Without a civil disorder mechanic populations in this game are too calm and well-behaved anyway - any number of building quests warn of an ideological schism between factions that want X and those that want Y, but somehow they never come to blows.
 
If you're asking that the quest box be filled up with more walls of text that will either overwhelm newbies or irritate veterans, no thanks.

The quests are already more obtuse than they should be, considering the huge number you have to click through in every game. Having to mouse over the choices to see what the choices actually mean (and there's no way you could infer it from actually reading the pointless fluff) instead of just putting the icon-tagged reward choices right up front where you can clearly see them at a glance...

I agree that the quest boxes would be better if they had inline detail rather than mouse over detail, but your comment is excessively strident and hostile. Unless you have subar reading comprehension, you actually can get a good idea of what the two options are going to be from reading the "walls of text" -- which are completely optional. It is totally wrong to say that the flavor text is "pointless fluff" that gives you "no way" to figure out what's going on.

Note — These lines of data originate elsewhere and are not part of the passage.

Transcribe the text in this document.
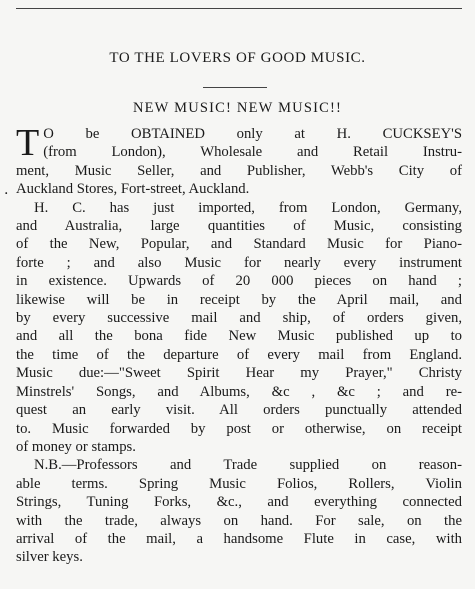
TO THE LOVERS OF GOOD MUSIC.
NEW MUSIC! NEW MUSIC!!
.
T O be OBTAINED only at H. CUCKSEY'S
(from London), Wholesale and Retail Instru-
ment, Music Seller, and Publisher, Webb's City of
Auckland Stores, Fort-street, Auckland.
H. C. has just imported, from London, Germany,
and Australia, large quantities of Music, consisting
of the New, Popular, and Standard Music for Piano-
forte ; and also Music for nearly every instrument
in existence. Upwards of 20 000 pieces on hand ;
likewise will be in receipt by the April mail, and
by every successive mail and ship, of orders given,
and all the bona fide New Music published up to
the time of the departure of every mail from England.
Music due:—"Sweet Spirit Hear my Prayer," Christy
Minstrels' Songs, and Albums, &c , &c ; and re-
quest an early visit. All orders punctually attended
to. Music forwarded by post or otherwise, on receipt
of money or stamps.
N.B.—Professors and Trade supplied on reason-
able terms. Spring Music Folios, Rollers, Violin
Strings, Tuning Forks, &c., and everything connected
with the trade, always on hand. For sale, on the
arrival of the mail, a handsome Flute in case, with
silver keys.
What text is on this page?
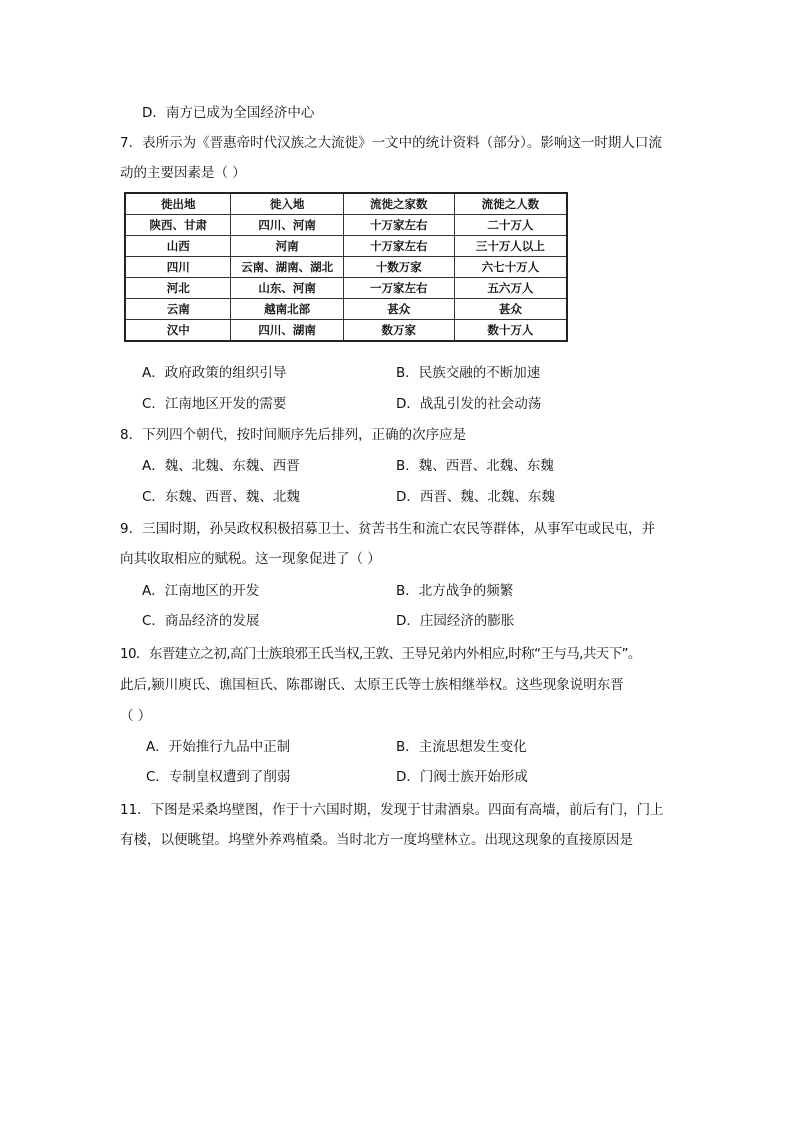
D．南方已成为全国经济中心
7．表所示为《晋惠帝时代汉族之大流徙》一文中的统计资料（部分）。影响这一时期人口流
动的主要因素是（ ）
徙出地	徙入地	流徙之家数	流徙之人数
陕西、甘肃	四川、河南	十万家左右	二十万人
山西	河南	十万家左右	三十万人以上
四川	云南、湖南、湖北	十数万家	六七十万人
河北	山东、河南	一万家左右	五六万人
云南	越南北部	甚众	甚众
汉中	四川、湖南	数万家	数十万人
A．政府政策的组织引导	B．民族交融的不断加速
C．江南地区开发的需要	D．战乱引发的社会动荡
8．下列四个朝代，按时间顺序先后排列，正确的次序应是
A．魏、北魏、东魏、西晋	B．魏、西晋、北魏、东魏
C．东魏、西晋、魏、北魏	D．西晋、魏、北魏、东魏
9．三国时期，孙吴政权积极招募卫士、贫苦书生和流亡农民等群体，从事军屯或民屯，并
向其收取相应的赋税。这一现象促进了（ ）
A．江南地区的开发	B．北方战争的频繁
C．商品经济的发展	D．庄园经济的膨胀
10．东晋建立之初,高门士族琅邪王氏当权,王敦、王导兄弟内外相应,时称“王与马,共天下”。
此后,颍川庾氏、谯国桓氏、陈郡谢氏、太原王氏等士族相继举权。这些现象说明东晋
（ ）
A．开始推行九品中正制	B．主流思想发生变化
C．专制皇权遭到了削弱	D．门阀士族开始形成
11．下图是采桑坞壁图，作于十六国时期，发现于甘肃酒泉。四面有高墙，前后有门，门上
有楼，以便眺望。坞壁外养鸡植桑。当时北方一度坞壁林立。出现这现象的直接原因是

Also, if the optional text irritates you, don't read it. If you get irriatated by the fact that Firaxis gave you the *option* of reading a quasi-story, you need to get out more, in my opinion. I think the text is at least moderately engaging.
 
I agree that the quest boxes would be better if they had inline detail rather than mouse over detail, but your comment is excessively strident and hostile. Unless you have subar reading comprehension, you actually can get a good idea of what the two options are going to be from reading the "walls of text" -- which are completely optional. It is totally wrong to say that the flavor text is "pointless fluff" that gives you "no way" to figure out what's going on.

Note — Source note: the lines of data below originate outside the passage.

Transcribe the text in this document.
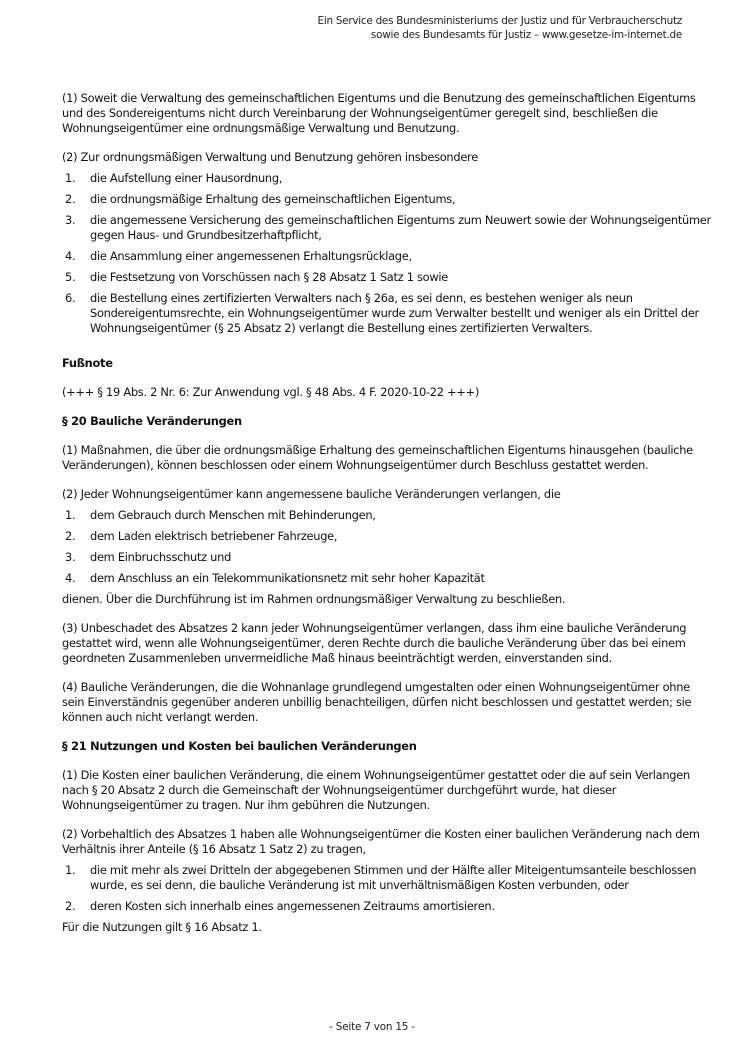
Ein Service des Bundesministeriums der Justiz und für Verbraucherschutz
sowie des Bundesamts für Justiz – www.gesetze-im-internet.de

(1) Soweit die Verwaltung des gemeinschaftlichen Eigentums und die Benutzung des gemeinschaftlichen Eigentums und des Sondereigentums nicht durch Vereinbarung der Wohnungseigentümer geregelt sind, beschließen die Wohnungseigentümer eine ordnungsmäßige Verwaltung und Benutzung.

(2) Zur ordnungsmäßigen Verwaltung und Benutzung gehören insbesondere

1. die Aufstellung einer Hausordnung,
2. die ordnungsmäßige Erhaltung des gemeinschaftlichen Eigentums,
3. die angemessene Versicherung des gemeinschaftlichen Eigentums zum Neuwert sowie der Wohnungseigentümer gegen Haus- und Grundbesitzerhaftpflicht,
4. die Ansammlung einer angemessenen Erhaltungsrücklage,
5. die Festsetzung von Vorschüssen nach § 28 Absatz 1 Satz 1 sowie
6. die Bestellung eines zertifizierten Verwalters nach § 26a, es sei denn, es bestehen weniger als neun Sondereigentumsrechte, ein Wohnungseigentümer wurde zum Verwalter bestellt und weniger als ein Drittel der Wohnungseigentümer (§ 25 Absatz 2) verlangt die Bestellung eines zertifizierten Verwalters.
Fußnote

(+++ § 19 Abs. 2 Nr. 6: Zur Anwendung vgl. § 48 Abs. 4 F. 2020-10-22 +++)

§ 20 Bauliche Veränderungen

(1) Maßnahmen, die über die ordnungsmäßige Erhaltung des gemeinschaftlichen Eigentums hinausgehen (bauliche Veränderungen), können beschlossen oder einem Wohnungseigentümer durch Beschluss gestattet werden.

(2) Jeder Wohnungseigentümer kann angemessene bauliche Veränderungen verlangen, die

1. dem Gebrauch durch Menschen mit Behinderungen,
2. dem Laden elektrisch betriebener Fahrzeuge,
3. dem Einbruchsschutz und
4. dem Anschluss an ein Telekommunikationsnetz mit sehr hoher Kapazität

dienen. Über die Durchführung ist im Rahmen ordnungsmäßiger Verwaltung zu beschließen.

(3) Unbeschadet des Absatzes 2 kann jeder Wohnungseigentümer verlangen, dass ihm eine bauliche Veränderung gestattet wird, wenn alle Wohnungseigentümer, deren Rechte durch die bauliche Veränderung über das bei einem geordneten Zusammenleben unvermeidliche Maß hinaus beeinträchtigt werden, einverstanden sind.

(4) Bauliche Veränderungen, die die Wohnanlage grundlegend umgestalten oder einen Wohnungseigentümer ohne sein Einverständnis gegenüber anderen unbillig benachteiligen, dürfen nicht beschlossen und gestattet werden; sie können auch nicht verlangt werden.

§ 21 Nutzungen und Kosten bei baulichen Veränderungen

(1) Die Kosten einer baulichen Veränderung, die einem Wohnungseigentümer gestattet oder die auf sein Verlangen nach § 20 Absatz 2 durch die Gemeinschaft der Wohnungseigentümer durchgeführt wurde, hat dieser Wohnungseigentümer zu tragen. Nur ihm gebühren die Nutzungen.

(2) Vorbehaltlich des Absatzes 1 haben alle Wohnungseigentümer die Kosten einer baulichen Veränderung nach dem Verhältnis ihrer Anteile (§ 16 Absatz 1 Satz 2) zu tragen,

1. die mit mehr als zwei Dritteln der abgegebenen Stimmen und der Hälfte aller Miteigentumsanteile beschlossen wurde, es sei denn, die bauliche Veränderung ist mit unverhältnismäßigen Kosten verbunden, oder
2. deren Kosten sich innerhalb eines angemessenen Zeitraums amortisieren.

Für die Nutzungen gilt § 16 Absatz 1.

- Seite 7 von 15 -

Also, if the optional text irritates you, don't read it. If you get irriatated by the fact that Firaxis gave you the *option* of reading a quasi-story, you need to get out more, in my opinion. I think the text is at least moderately engaging.
I largely agree with Arioch. It's good to have flavour text, but I found myself quickly not bothering to read it, just skipping to the bonuses. I think it's because there's so much of it cropping up all the time, it's always a single block with no paragraphs, and most importantly it never has any bearing on anything. I don't really think it's a "story" because there is no storyline here - the decisions from early on have nothing to do with the later quests or events. They're simply isolated vignettes that are meant to give some flavour to what's going on, but nothing more than that.